No fim-de-semana anterior ao fecho deste artigo, a série do Netflix When They See Us, foi distinguida nos Emmy de Artes Criativas com o galardão de Melhor Filme/Série Limitada.
A série relata a experiência dos Cinco Exonerados, previamente explorados pelos media como Os Cinco do Central Park, um grupo de rapazes afro-americanos adolescentes, entre os catorze e os dezasseis anos, que caíram nas garras dos preconceitos e da falta de discernimento, da ganância e do individualismo tão prevalecentes na sociedade capitalista, sendo erroneamente acusados da violação de uma mulher (branca) no dito Central Park de Nova Iorque, em 1989. Não haviam provas físicas que os acusassem (aliás, as que existiam gritavam que os jovens não eram os culpados e foram intencionalmente ignoradas), e os adolescentes não tiveram sequer o direito de voltar a ver a luz do dia ou a despedirem-se das suas famílias – antes de cumprirem as sentenças (variadas, entre 5 a 15 anos) que os mantiveram ilegalmente encarcerados. When They See Us é baseado na história real de Antron McCray (Caleel Harris/Jovan Adepo), Kevin Richardson (Asante Blackk/Justin Cunningham), Korey Wise (Jharrel Jerome), Raymond Santana Jr. (Marquis Rodriguez/Freddy Miyares) e Yusef Salaam (Ethan Herisse/Chris Chalk). Na reunião organizada por Oprah Winfrey e também disponível no mesmo popular website, as vítimas expuseram que estão traumatizados para sempre. Cumpriram, no entanto, um importante propósito. A série, escrita e realizada pela brilhante Ava DuVernay foi nomeada para 16 Emmys no total e causou indignação por todo o mundo. Aconselha-se alguma preparação ao espectador: trata-se de uma descrição emocional e que induz a reflexões fortes e profundas. É difícil mas absolutamente obrigatória.

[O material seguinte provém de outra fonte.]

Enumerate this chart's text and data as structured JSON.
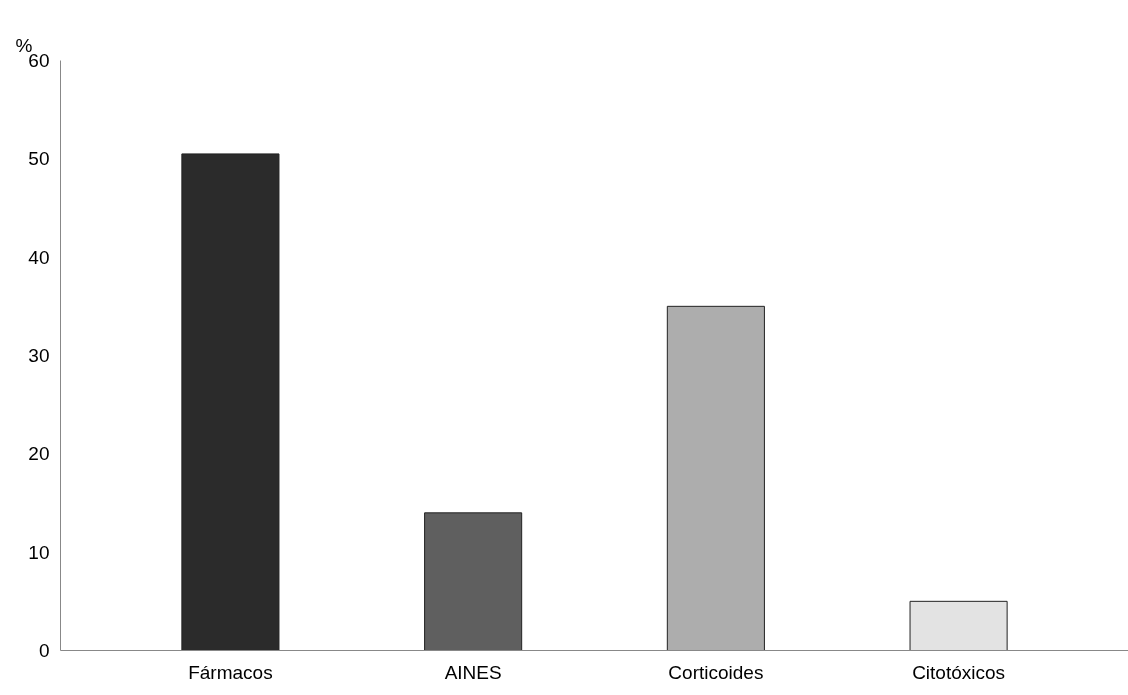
{
  "chart_data": {
    "type": "bar",
    "ylabel": "%",
    "categories": [
      "Fármacos",
      "AINES",
      "Corticoides",
      "Citotóxicos"
    ],
    "values": [
      50.5,
      14,
      35,
      5
    ],
    "colors": [
      "#2b2b2b",
      "#5f5f5f",
      "#adadad",
      "#e3e3e3"
    ],
    "ylim": [
      0,
      60
    ],
    "yticks": [
      0,
      10,
      20,
      30,
      40,
      50,
      60
    ],
    "grid": false
  }
}
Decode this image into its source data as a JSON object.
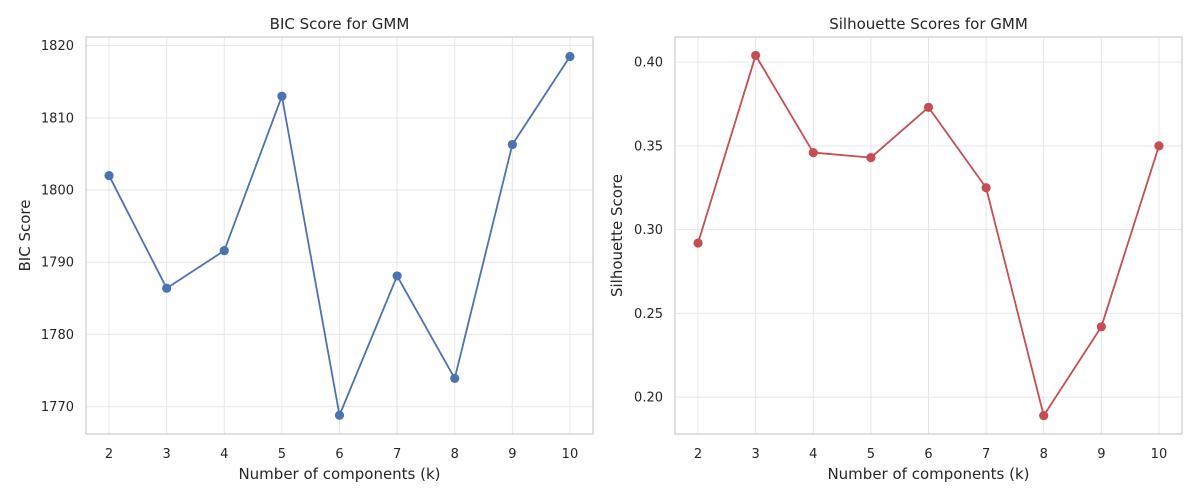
{
  "colors": {
    "left_series": "#4c72b0",
    "right_series": "#c44e52"
  },
  "chart_data": [
    {
      "type": "line",
      "title": "BIC Score for GMM",
      "xlabel": "Number of components (k)",
      "ylabel": "BIC Score",
      "x": [
        2,
        3,
        4,
        5,
        6,
        7,
        8,
        9,
        10
      ],
      "series": [
        {
          "values": [
            1802.0,
            1786.4,
            1791.6,
            1813.0,
            1768.8,
            1788.1,
            1773.9,
            1806.3,
            1818.5
          ]
        }
      ],
      "xlim": [
        1.6,
        10.4
      ],
      "ylim": [
        1766.2,
        1821.2
      ],
      "xticks": [
        2,
        3,
        4,
        5,
        6,
        7,
        8,
        9,
        10
      ],
      "yticks": [
        1770,
        1780,
        1790,
        1800,
        1810,
        1820
      ],
      "grid": true,
      "marker": "circle"
    },
    {
      "type": "line",
      "title": "Silhouette Scores for GMM",
      "xlabel": "Number of components (k)",
      "ylabel": "Silhouette Score",
      "x": [
        2,
        3,
        4,
        5,
        6,
        7,
        8,
        9,
        10
      ],
      "series": [
        {
          "values": [
            0.292,
            0.404,
            0.346,
            0.343,
            0.373,
            0.325,
            0.189,
            0.242,
            0.35
          ]
        }
      ],
      "xlim": [
        1.6,
        10.4
      ],
      "ylim": [
        0.178,
        0.415
      ],
      "xticks": [
        2,
        3,
        4,
        5,
        6,
        7,
        8,
        9,
        10
      ],
      "yticks": [
        "0.20",
        "0.25",
        "0.30",
        "0.35",
        "0.40"
      ],
      "grid": true,
      "marker": "circle"
    }
  ]
}
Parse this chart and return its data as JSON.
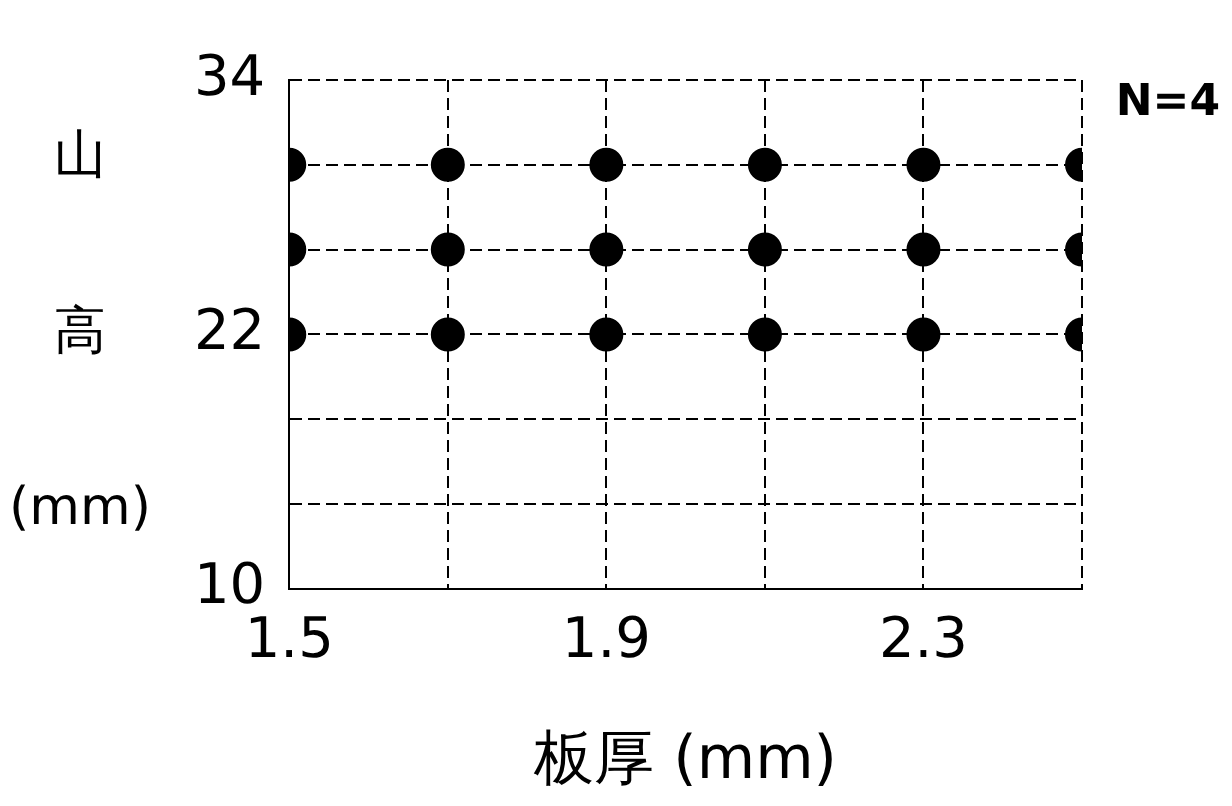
{
  "chart_data": {
    "type": "scatter",
    "xlabel": "板厚 (mm)",
    "ylabel": "山高(mm)",
    "annotations": [
      "N=4"
    ],
    "x": [
      1.5,
      1.7,
      1.9,
      2.1,
      2.3,
      2.5,
      1.5,
      1.7,
      1.9,
      2.1,
      2.3,
      2.5,
      1.5,
      1.7,
      1.9,
      2.1,
      2.3,
      2.5
    ],
    "series": [
      {
        "color": "#000000",
        "values": [
          30,
          30,
          30,
          30,
          30,
          30,
          26,
          26,
          26,
          26,
          26,
          26,
          22,
          22,
          22,
          22,
          22,
          22
        ]
      }
    ],
    "xlim": [
      1.5,
      2.5
    ],
    "xticks": [
      1.5,
      {
        "value": 1.7,
        "label": null
      },
      1.9,
      {
        "value": 2.1,
        "label": null
      },
      2.3,
      {
        "value": 2.5,
        "label": null
      }
    ],
    "ylim": [
      10,
      34
    ],
    "yticks": [
      10,
      {
        "value": 14,
        "label": null
      },
      {
        "value": 18,
        "label": null
      },
      22,
      {
        "value": 26,
        "label": null
      },
      {
        "value": 30,
        "label": null
      },
      34
    ],
    "grid": true,
    "legend": false,
    "marker": "circle"
  }
}
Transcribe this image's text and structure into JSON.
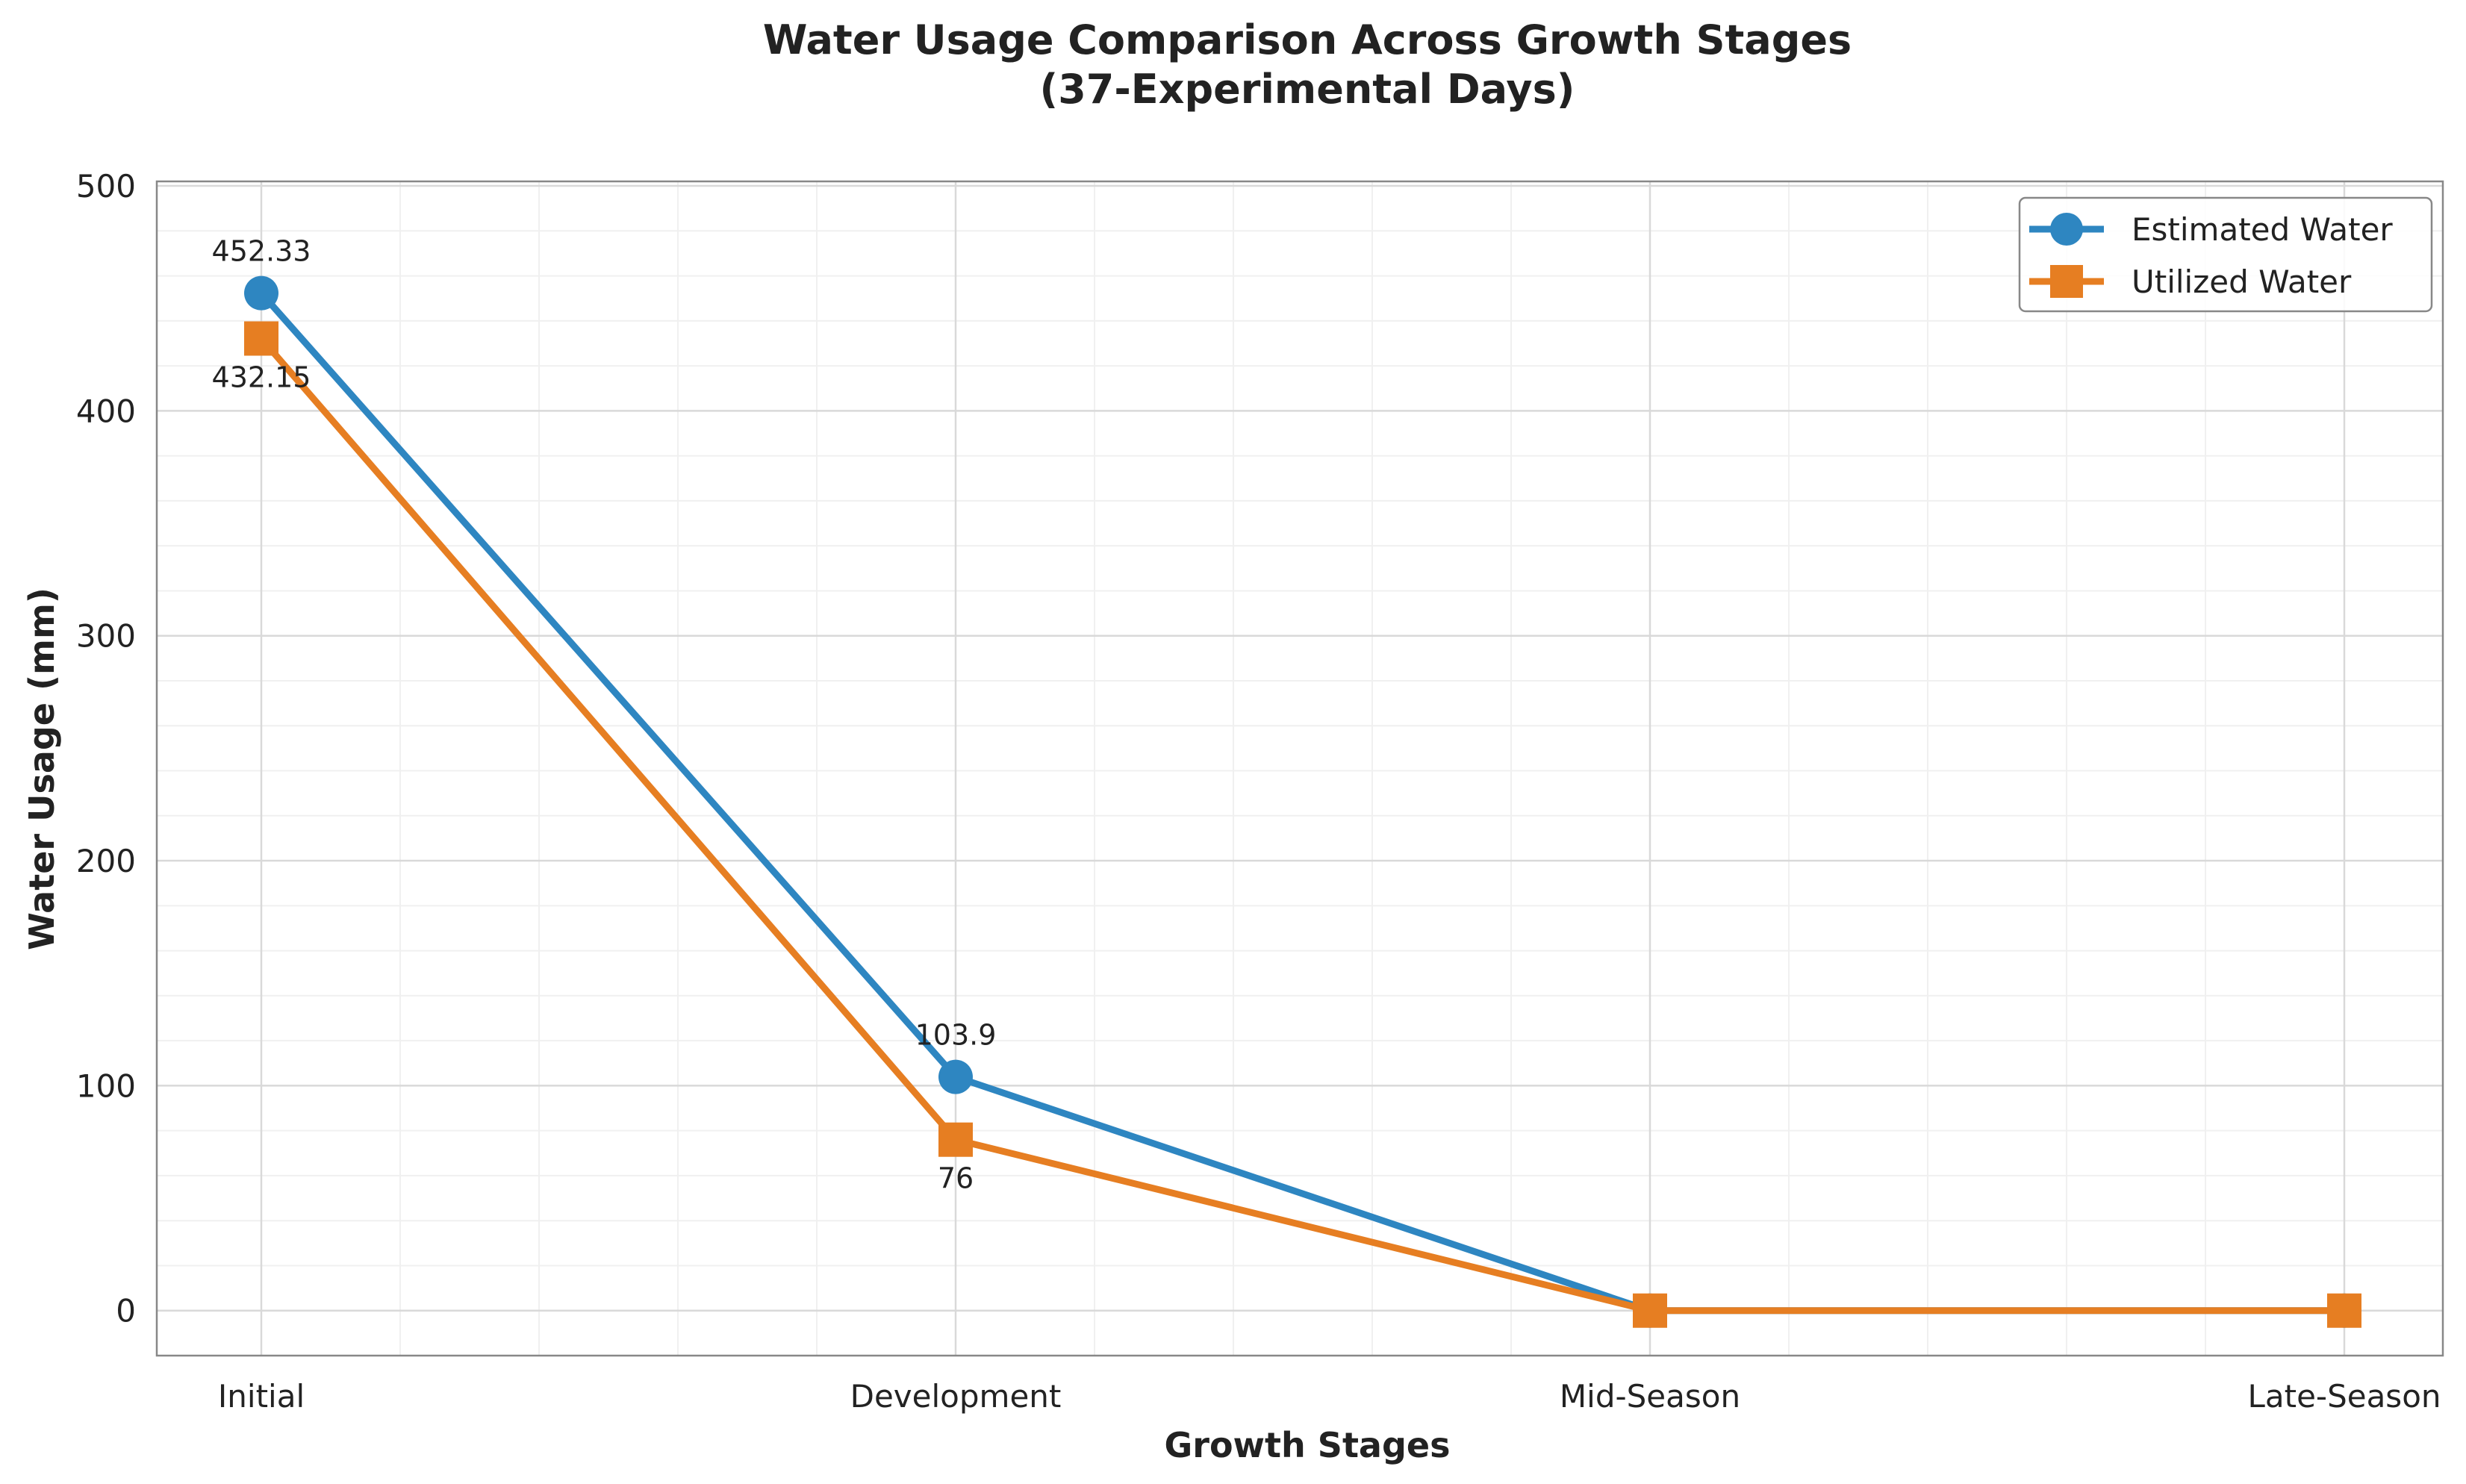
{
  "chart_data": {
    "type": "line",
    "title_line1": "Water Usage Comparison Across Growth Stages",
    "title_line2": "(37-Experimental Days)",
    "xlabel": "Growth Stages",
    "ylabel": "Water Usage (mm)",
    "categories": [
      "Initial",
      "Development",
      "Mid-Season",
      "Late-Season"
    ],
    "ylim": [
      -20,
      502
    ],
    "yticks": [
      0,
      100,
      200,
      300,
      400,
      500
    ],
    "grid": true,
    "legend_position": "top-right",
    "series": [
      {
        "name": "Estimated Water",
        "values": [
          452.33,
          103.9,
          0,
          0
        ],
        "color": "#2e86c1",
        "marker": "circle",
        "labels": [
          "452.33",
          "103.9",
          "",
          ""
        ]
      },
      {
        "name": "Utilized Water",
        "values": [
          432.15,
          76,
          0,
          0
        ],
        "color": "#e67e22",
        "marker": "square",
        "labels": [
          "432.15",
          "76",
          "",
          ""
        ]
      }
    ]
  }
}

Mas o que tem este assunto, reflexo tão fiel da voracidade americana, a ver com o nosso pacato país? Um caso como este poderia acontecer em Portugal? Não? Tudo aponta para que poderia. Recentemente, um artigo sobre quotas para as minorias étnico-raciais no Parlamento, escrito por alguém que se teria ocupado de estudar História e publicado num dos principais jornais portugueses – que já nao são nem muitos nem encerram uma agenda variada – chocou o país. Esta era uma absurda carta aberta, repleta de citações grosseiras próprias de imaturos e malcriados, como mulheres de minissaia e pernas abertas na mesa de café. Uma vergonha para a sociedade evoluída e um embaraço para os media portugueses. Alguns ainda tentaram escrever artigos para tentar salvar a situação mas estas foram igualmente tristes. A realizadora Ava DuVernay comentou sobre o propósito do seu trabalho: é importante que as pessoas (que cometem crimes de racismo) sejam responsabilizadas. Essa responsabilidade está a ser realizada através deste produto de entretenimento. Ela, (referindo-se á promotora de justiça Linda Fairsten que trabalhou para condenar os jovens-vítimas) é parte de um sistema que nao está débil, mas que foi criado mesmo assim. Foi criado para colocar umas classes ou culturas acima das outras e criado para controlar. Foi criado para desenhar a cultura num formato próprio para reter algumas pessoas e propulsionar outras. Para lucrar. Para oferecer benefícios políticos e poder a alguns e dispersar outros”. YOUSEF, KEVIN, ANTRON, KOREY & RAYMOND. Eu. Tu. Eles. Nós. Todos.